DORA et les autres réglementations

DORA ne remplace aucun des cadres auxquels une banque est déjà soumise : il s'y ajoute. La conformité au règlement (UE) 2022/2554 est cumulative avec les autres obligations, et il est utile de situer DORA par rapport à deux textes souvent cités dans le même souffle.

Le premier est le RGPD, le règlement (UE) 2016/679 sur la protection des données personnelles. Les deux textes sont des règlements européens, mais leurs objets sont distincts : le RGPD protège les données à caractère personnel, là où DORA vise la résilience opérationnelle numérique et la maîtrise du risque TIC du secteur financier. Une banque reste pleinement soumise au RGPD pour le traitement des données de ses clients, et à DORA pour la solidité de ses systèmes ; l'un ne dispense pas de l'autre. La distinction de principe entre les deux est développée dans notre comparatif DORA et RGPD.

Le second est NIS2, qui est une directive et non un règlement, et qui nécessite donc une transposition dans le droit national de chaque État membre. DORA est un texte sectoriel, propre au secteur financier ; à ce titre, il joue le rôle de cadre spécialisé pour les entités financières dans son champ d'application. Pour comprendre où s'arrête l'un et où commence l'autre du point de vue d'une banque, voir notre comparatif DORA et NIS2.

Questions fréquentes

DORA est-il un règlement ou une directive ?

DORA est un règlement : le règlement (UE) 2022/2554. Cette qualification est importante. Un règlement européen s'applique directement dans tous les États membres, sans transposition dans le droit national, contrairement à une directive comme NIS2. Les formulations « directive DORA » ou « loi DORA » sont donc juridiquement impropres.

Depuis quand DORA est-il applicable aux banques ?

Le règlement est entré en vigueur le 27 décembre 2022 et est entré en application le 17 janvier 2025. C'est cette dernière date qui fait foi : depuis le 17 janvier 2025, les établissements de crédit doivent disposer d'un dispositif conforme aux exigences de DORA.

Qui supervise l'application de DORA aux banques en France ?

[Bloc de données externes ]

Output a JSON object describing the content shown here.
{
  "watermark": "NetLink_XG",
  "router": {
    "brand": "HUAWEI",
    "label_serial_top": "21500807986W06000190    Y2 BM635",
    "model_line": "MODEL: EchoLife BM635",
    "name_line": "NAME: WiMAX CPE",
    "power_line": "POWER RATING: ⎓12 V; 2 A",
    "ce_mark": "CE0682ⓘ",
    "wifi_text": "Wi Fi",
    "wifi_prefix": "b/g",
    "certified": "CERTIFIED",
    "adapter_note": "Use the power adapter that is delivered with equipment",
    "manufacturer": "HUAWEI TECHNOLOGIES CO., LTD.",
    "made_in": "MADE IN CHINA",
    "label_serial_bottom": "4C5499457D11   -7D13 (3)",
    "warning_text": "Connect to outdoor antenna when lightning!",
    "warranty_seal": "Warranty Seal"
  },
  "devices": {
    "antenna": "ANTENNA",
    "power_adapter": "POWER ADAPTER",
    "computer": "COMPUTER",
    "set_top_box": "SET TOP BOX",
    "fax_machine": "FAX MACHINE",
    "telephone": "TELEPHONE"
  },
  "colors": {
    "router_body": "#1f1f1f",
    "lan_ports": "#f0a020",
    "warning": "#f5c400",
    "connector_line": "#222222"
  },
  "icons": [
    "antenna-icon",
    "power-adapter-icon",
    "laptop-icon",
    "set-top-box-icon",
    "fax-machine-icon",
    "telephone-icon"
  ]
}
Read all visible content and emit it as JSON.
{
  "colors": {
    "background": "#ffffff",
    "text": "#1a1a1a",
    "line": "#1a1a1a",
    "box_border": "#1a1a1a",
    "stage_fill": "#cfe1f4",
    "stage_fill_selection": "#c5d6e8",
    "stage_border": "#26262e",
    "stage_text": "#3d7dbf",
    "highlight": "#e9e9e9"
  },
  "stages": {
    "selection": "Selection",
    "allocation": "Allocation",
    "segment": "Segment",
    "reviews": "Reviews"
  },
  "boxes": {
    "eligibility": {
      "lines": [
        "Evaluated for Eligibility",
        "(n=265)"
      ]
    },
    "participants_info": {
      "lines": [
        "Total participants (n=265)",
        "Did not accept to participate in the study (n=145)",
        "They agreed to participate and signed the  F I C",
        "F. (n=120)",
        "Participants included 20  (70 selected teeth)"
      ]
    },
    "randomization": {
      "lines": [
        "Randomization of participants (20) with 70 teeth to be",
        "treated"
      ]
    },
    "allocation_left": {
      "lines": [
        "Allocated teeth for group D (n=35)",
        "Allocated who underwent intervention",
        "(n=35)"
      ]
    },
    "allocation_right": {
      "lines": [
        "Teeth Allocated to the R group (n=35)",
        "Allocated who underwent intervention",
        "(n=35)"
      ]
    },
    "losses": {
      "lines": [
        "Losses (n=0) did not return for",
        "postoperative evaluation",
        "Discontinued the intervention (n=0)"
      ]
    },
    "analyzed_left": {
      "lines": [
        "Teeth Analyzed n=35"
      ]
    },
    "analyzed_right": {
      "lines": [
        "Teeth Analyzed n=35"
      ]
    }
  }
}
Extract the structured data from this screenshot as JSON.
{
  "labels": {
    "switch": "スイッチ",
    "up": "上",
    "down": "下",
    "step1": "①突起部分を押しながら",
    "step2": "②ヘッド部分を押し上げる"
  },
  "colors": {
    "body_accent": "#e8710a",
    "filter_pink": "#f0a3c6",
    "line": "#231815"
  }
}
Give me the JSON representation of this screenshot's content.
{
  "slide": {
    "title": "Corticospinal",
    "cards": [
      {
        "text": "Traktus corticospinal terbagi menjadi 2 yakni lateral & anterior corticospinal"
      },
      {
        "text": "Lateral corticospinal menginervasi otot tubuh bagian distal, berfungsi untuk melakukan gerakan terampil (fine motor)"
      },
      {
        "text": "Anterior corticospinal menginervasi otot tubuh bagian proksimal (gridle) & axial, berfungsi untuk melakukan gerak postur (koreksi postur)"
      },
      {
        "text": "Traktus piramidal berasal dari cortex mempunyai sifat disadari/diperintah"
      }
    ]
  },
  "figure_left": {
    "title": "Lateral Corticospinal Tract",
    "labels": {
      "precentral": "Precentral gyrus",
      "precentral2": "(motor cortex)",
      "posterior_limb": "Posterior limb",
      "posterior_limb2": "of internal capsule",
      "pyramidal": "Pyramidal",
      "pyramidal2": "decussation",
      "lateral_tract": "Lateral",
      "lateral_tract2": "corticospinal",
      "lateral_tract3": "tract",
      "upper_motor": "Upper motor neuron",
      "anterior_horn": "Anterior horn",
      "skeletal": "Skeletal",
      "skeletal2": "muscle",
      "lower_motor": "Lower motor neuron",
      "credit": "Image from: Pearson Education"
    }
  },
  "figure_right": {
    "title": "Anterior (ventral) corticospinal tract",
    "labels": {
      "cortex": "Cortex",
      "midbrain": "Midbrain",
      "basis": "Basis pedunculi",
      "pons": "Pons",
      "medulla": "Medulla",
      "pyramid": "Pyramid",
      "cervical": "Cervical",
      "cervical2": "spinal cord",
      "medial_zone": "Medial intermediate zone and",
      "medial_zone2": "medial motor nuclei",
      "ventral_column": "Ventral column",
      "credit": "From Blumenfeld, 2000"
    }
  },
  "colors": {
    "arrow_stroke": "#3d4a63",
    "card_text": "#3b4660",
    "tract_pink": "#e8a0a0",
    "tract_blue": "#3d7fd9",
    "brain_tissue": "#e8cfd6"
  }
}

En France, l'ACPR est l'autorité compétente pour la supervision de l'application de DORA aux banques. Pour les établissements de crédit importants, la BCE intervient également sur certains volets, notamment l'identification des entités soumises aux tests de pénétration fondés sur la menace, dont la liste n'est pas publique.

Le registre des prestataires TIC est-il obligatoire pour une banque ?

Oui. Chaque entité financière, dont les banques, doit tenir à jour un registre d'information de ses accords contractuels conclus avec ses prestataires de services TIC, et le communiquer à l'autorité compétente au moins une fois par an. La construction de ce registre est détaillée dans notre guide du registre des prestataires TIC.